# Barrel Relining



## rebelqwes87 (Nov 15, 2010)

I have a Winchester 1892 in 25-20 that has a pitted barrel, question is does anybody know of a reputable gunsmith capable of drilling out and relining the barrel. Preferably somewhere in the metro Atlanta area.

Thanks,
Wesley


----------



## rebelqwes87 (Nov 17, 2010)

Come on, somebody has to know of one somewhere.


----------



## stevetarget (Nov 17, 2010)

I have seen one rifle they did and it was a good job. Its been awhile back though.
http://www.redmansrifling.com/relining.htm

Relining Prices - Centerfires
Reline & Chamber to 25-20 or 32-20 in Win. 1873, 1892, Marlins, etc............. starting at $250.00
25-20 1-14"T(.257" groove), 32-20 1-20"T or 1-18"T(.311" groove) 32-20 relines: no bbls. under .600" O.D. at muzzle. Bbls. over 24" length, add $15.00
 you will have to ship it, Don't know of anyone in your area.


----------



## rebelqwes87 (Nov 17, 2010)

Yeah i've  read alot about Redmans and hear that they do good work. I was just hoping for somewhere a little closer than Washington state, but thanks.


----------



## dawg2 (Nov 17, 2010)

Does relining affect the collectors value?


----------



## CAL (Nov 17, 2010)

dawg2 said:


> Does relining affect the collectors value?

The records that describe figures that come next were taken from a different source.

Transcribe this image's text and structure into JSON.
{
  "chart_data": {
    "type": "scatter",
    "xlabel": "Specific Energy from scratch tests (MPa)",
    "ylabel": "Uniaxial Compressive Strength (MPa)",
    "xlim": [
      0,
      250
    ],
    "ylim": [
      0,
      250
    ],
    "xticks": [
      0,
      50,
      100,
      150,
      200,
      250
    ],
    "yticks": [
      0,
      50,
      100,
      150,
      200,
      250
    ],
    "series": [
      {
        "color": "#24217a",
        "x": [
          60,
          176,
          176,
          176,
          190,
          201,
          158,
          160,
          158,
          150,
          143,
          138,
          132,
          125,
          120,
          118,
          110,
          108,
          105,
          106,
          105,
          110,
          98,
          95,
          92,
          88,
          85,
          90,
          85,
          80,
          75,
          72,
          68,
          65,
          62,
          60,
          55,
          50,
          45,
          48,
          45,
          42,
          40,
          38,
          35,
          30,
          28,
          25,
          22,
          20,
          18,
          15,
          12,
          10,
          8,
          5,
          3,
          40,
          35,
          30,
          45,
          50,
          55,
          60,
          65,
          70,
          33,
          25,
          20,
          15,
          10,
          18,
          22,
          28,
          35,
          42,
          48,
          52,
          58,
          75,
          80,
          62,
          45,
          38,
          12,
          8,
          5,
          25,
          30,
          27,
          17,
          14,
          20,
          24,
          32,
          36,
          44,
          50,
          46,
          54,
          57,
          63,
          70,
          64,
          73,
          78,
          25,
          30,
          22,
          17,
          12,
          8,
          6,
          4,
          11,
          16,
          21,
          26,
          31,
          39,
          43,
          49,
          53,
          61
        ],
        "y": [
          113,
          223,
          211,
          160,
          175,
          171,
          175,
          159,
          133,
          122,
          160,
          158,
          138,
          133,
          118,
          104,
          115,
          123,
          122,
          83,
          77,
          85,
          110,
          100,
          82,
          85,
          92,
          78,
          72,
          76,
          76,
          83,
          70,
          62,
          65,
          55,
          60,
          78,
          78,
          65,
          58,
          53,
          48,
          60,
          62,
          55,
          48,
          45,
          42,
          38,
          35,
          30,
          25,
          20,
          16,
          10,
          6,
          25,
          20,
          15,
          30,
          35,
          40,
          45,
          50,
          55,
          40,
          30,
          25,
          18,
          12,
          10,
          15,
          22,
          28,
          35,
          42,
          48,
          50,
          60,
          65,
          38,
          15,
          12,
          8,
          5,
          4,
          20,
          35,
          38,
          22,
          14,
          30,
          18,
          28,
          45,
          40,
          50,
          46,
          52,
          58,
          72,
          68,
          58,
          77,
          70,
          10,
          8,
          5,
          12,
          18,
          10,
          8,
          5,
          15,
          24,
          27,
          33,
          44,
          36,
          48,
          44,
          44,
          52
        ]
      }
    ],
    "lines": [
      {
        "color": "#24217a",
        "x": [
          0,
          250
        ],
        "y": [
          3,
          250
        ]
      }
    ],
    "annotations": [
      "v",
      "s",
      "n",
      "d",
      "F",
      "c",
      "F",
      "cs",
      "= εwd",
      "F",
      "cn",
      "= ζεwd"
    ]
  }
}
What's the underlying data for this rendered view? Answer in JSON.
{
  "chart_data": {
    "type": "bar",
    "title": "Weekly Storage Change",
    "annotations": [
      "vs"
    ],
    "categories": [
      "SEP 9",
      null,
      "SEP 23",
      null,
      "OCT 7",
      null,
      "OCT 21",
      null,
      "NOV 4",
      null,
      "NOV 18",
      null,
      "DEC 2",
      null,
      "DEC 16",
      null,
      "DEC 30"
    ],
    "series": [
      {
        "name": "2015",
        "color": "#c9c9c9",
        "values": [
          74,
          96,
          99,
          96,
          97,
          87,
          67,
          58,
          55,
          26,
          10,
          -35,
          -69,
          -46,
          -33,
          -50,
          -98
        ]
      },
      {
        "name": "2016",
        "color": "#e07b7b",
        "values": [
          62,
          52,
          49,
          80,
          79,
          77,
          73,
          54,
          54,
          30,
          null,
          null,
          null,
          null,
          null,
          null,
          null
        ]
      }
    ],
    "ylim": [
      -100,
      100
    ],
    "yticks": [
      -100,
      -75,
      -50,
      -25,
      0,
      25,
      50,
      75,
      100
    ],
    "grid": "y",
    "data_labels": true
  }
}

I would think anything one does to a collector will reduce the value unless the manufacturer does it.Even then you will need a letter of authorization to keep it from affecting the value.


----------



## rebelqwes87 (Nov 17, 2010)

Well the only value it has to me is that it was my Grandpa's rifle since I'm never gonna get rid of it. I figure since I have it I might as well be able to shoot it.


----------



## Twenty five ought six (Nov 18, 2010)

rebelqwes87 said:


> Well the only value it has to me is that it was my Grandpa's rifle since I'm never gonna get rid of it. I figure since I have it I might as well be able to shoot it.




Have you shot it?

Being a lever action and all, and being a .25-20 (low pressure round) I'd be surprised if the pitting is anything more than cosmetic.

You might look at the thread on getting  a Ruger to shoot, and the methods and benefits of a thorough cleaning.


----------



## rebelqwes87 (Nov 18, 2010)

Couldn't find that thread, but this thing has had more than a thorough cleaning. In fact that is what revealed the pitting. No I haven't fired it yet, I want to but even if it shoots accurately I know it will be a cleaning nightmare with all the pitting in the bore. which for as little as I will be shooting it probably wouldn't be that big of a deal. I was just hoping maybe there was somebody around town who could do it, I'm just not too fond of the idea of shipping something off.


----------



## Patchpusher (Nov 18, 2010)

Call Colley Jackson and see if he has the tooling  to due 25-20. I do liners but, I am not thrilled at buying $200 worth of tooling plus the liner to do one rifle. Colley's # 770-464-4237


----------



## rebelqwes87 (Nov 18, 2010)

Thanks Patchpusher


----------



## Patchpusher (Nov 18, 2010)

Yep!


----------